Christine appreciates opportunity in a way that few others could. When she was a toddler, Christine and two young siblings were the victims of a terrible child neglect case. They were left without adequate food, clothing or supervision for long intervals over the course of two years. Their biological parents, both alcoholics, were charged by authorities but fled on bail, and the children were sent to an orphanage.
Christine and her sister were placed with loving foster parents who eventually adopted them. Christine grew up determined to not only avoid the mistakes of her biological parents but to also make a difference in the world.

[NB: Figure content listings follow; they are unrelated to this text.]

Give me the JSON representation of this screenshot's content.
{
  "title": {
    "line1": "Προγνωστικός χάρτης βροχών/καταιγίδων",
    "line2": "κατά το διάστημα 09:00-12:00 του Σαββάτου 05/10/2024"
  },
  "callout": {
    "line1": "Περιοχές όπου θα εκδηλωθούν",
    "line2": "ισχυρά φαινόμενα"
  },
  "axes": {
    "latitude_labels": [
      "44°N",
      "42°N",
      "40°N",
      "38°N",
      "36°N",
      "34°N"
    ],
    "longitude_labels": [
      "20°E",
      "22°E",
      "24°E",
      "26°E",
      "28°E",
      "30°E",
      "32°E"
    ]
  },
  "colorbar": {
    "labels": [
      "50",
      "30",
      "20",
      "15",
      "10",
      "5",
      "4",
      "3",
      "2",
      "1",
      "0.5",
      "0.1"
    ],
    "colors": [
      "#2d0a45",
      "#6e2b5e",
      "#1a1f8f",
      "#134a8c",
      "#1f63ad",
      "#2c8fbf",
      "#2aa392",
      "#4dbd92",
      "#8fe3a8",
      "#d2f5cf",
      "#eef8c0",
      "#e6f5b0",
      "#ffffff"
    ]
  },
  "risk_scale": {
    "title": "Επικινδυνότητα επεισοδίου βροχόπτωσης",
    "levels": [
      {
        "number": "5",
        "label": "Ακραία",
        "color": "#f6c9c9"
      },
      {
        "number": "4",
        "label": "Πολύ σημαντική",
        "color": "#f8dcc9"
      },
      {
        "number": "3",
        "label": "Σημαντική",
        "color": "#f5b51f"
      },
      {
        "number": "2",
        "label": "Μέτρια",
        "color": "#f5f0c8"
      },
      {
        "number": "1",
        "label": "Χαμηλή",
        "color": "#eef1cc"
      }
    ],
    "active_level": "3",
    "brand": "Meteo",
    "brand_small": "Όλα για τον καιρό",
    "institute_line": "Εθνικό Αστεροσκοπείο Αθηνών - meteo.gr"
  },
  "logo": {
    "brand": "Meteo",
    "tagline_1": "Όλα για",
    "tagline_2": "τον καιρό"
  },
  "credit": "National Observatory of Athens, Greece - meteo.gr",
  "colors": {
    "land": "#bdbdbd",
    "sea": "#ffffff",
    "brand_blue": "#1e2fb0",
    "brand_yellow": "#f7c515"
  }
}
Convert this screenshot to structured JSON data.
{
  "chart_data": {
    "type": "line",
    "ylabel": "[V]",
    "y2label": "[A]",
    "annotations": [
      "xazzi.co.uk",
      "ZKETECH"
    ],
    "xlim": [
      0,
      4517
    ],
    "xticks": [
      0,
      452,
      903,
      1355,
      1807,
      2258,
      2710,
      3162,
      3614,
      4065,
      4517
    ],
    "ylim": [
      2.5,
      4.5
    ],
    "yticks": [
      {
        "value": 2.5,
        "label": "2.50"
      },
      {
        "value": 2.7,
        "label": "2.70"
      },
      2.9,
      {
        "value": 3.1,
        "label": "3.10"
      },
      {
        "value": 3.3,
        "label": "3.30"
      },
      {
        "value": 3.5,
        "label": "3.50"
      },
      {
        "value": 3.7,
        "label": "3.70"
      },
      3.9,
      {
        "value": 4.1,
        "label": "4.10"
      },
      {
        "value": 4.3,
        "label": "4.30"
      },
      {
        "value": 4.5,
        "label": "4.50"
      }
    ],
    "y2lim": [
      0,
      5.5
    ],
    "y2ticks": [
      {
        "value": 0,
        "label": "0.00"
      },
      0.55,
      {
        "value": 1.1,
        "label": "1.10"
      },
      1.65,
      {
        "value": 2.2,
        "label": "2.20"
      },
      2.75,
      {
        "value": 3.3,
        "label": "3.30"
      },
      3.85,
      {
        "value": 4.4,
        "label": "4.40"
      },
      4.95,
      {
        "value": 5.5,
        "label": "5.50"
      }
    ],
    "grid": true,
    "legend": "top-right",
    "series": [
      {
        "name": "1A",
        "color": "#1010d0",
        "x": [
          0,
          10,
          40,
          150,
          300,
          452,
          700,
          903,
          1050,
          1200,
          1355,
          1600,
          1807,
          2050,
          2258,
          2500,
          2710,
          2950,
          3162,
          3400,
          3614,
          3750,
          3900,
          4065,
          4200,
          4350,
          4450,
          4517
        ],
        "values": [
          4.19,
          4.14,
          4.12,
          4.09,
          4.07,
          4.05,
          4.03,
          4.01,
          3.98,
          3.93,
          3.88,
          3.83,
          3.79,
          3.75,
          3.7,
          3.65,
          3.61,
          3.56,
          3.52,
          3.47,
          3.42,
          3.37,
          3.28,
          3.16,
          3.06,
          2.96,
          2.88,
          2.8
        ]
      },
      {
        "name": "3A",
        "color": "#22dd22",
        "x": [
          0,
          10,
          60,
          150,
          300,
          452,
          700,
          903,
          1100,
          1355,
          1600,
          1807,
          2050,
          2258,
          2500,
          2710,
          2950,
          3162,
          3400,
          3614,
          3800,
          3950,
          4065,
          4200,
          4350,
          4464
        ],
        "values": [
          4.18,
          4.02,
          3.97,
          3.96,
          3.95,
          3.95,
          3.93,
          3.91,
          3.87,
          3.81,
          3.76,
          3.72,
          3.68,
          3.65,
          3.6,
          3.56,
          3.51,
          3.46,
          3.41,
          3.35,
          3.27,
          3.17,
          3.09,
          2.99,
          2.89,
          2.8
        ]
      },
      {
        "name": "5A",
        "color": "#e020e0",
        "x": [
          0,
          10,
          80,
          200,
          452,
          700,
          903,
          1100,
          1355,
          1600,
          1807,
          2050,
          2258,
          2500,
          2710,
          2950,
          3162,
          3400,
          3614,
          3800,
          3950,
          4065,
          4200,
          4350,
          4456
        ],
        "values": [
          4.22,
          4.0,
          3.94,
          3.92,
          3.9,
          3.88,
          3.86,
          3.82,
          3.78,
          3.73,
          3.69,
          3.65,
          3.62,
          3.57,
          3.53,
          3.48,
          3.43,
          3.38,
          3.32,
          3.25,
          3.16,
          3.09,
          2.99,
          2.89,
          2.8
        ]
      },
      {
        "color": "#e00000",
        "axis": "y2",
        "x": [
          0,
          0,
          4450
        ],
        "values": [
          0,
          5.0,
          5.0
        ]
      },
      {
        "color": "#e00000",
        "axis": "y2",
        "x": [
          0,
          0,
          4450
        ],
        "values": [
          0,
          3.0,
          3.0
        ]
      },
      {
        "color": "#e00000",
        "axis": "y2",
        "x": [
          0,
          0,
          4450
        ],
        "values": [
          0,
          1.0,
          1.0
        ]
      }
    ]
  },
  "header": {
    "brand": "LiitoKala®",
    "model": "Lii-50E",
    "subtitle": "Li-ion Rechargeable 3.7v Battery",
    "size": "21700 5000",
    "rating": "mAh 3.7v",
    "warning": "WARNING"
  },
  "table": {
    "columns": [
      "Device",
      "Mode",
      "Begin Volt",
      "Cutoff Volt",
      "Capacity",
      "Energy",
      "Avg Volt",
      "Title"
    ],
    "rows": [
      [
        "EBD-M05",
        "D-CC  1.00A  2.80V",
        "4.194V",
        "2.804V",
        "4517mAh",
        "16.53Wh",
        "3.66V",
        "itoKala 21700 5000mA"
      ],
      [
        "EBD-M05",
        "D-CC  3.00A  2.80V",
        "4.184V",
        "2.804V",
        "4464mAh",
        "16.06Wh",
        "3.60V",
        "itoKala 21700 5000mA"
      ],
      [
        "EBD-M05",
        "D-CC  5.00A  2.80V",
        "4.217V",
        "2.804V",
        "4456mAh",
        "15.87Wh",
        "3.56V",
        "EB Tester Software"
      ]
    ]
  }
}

As an adult, she worked a number of jobs, including stints helping the homeless at drug and alcohol rehabilitation centers. She also volunteered with CASA — court-appointed special advocates for children. She married a pastor and lovingly raised four children. And she has always avoided drugs and alcohol, being all too aware that addiction runs in her family.
Part of Christine’s approach has been to nurture a “servant’s heart.” Working at Goodwill, with its mission of changing lives through education, training and opportunity, has allowed her to serve the community while helping support her family. She came to Goodwill six years ago after her hours were cut at another job.
But getting to work has often been a struggle. For the last three years, Christine and her husband have shared one vehicle — a van he uses for daily church activities and to assist a local fire and rescue unit. Christine has had to wake up at 4:30 a.m. every day to take him to work or else rely on others to drive her to her job at Goodwill. The early hours have even caused her some sleep-related ailments.
Christine’s manager says she is an excellent employee with the potential for advancement who has only been held back by her lack of transportation. Now, Christine will be able to drive herself to work when and where she is needed.
To qualify for a car, Wheels-to-Work participants are required to meet certain qualifications, such as being employed at least 32 hours per week and having a valid driver’s license and good driving record. After being notified of acceptance into the program, participants must complete training classes on budgeting, defensive driving and car maintenance.
In Christine’s case, because she was to receive a car with a manual transmission, she also needed a few lessons in shifting gears. On Thursday she proved once again that persistence and determination are key on the road to success.
Car’s Donor Chose ‘Empowering’ Wheels-to-Work Program
After buying a new car, Henry Newbold no longer needed his used Audi A4 Quattro. But the Franklin resident didn’t want to just sell it for a relatively small amount of money. He wanted to help somebody.
“The car was well-maintained and reliable,” Newbold said “I really wanted to find a home for it — to put it in the hands of somebody that could take advantage of it.”
Newbold began researching charitable car donation opportunities online and found Goodwill’s Wheels-to-Work program.
What Newbold likes about the Wheels-to-Work program is that it benefits employees or clients of Goodwill — people who seek help from the nonprofit organization to overcome a barrier to employment, such as a disability, a history of incarceration or a lack of skills. Goodwill’s mission is to change lives through education, training and employment.
Goodwill’s founder, the Rev. Edgar J. Helms, referred to the concept as giving someone “a hand up rather than a handout.”
Newbold also appreciates that the Wheels-to-Work program helps those same people achieve even more by providing them with transportation.
“That’s empowering or enabling someone to be able to take advantage of what Goodwill does,” he said. “It’s perfect — it just makes common sense.”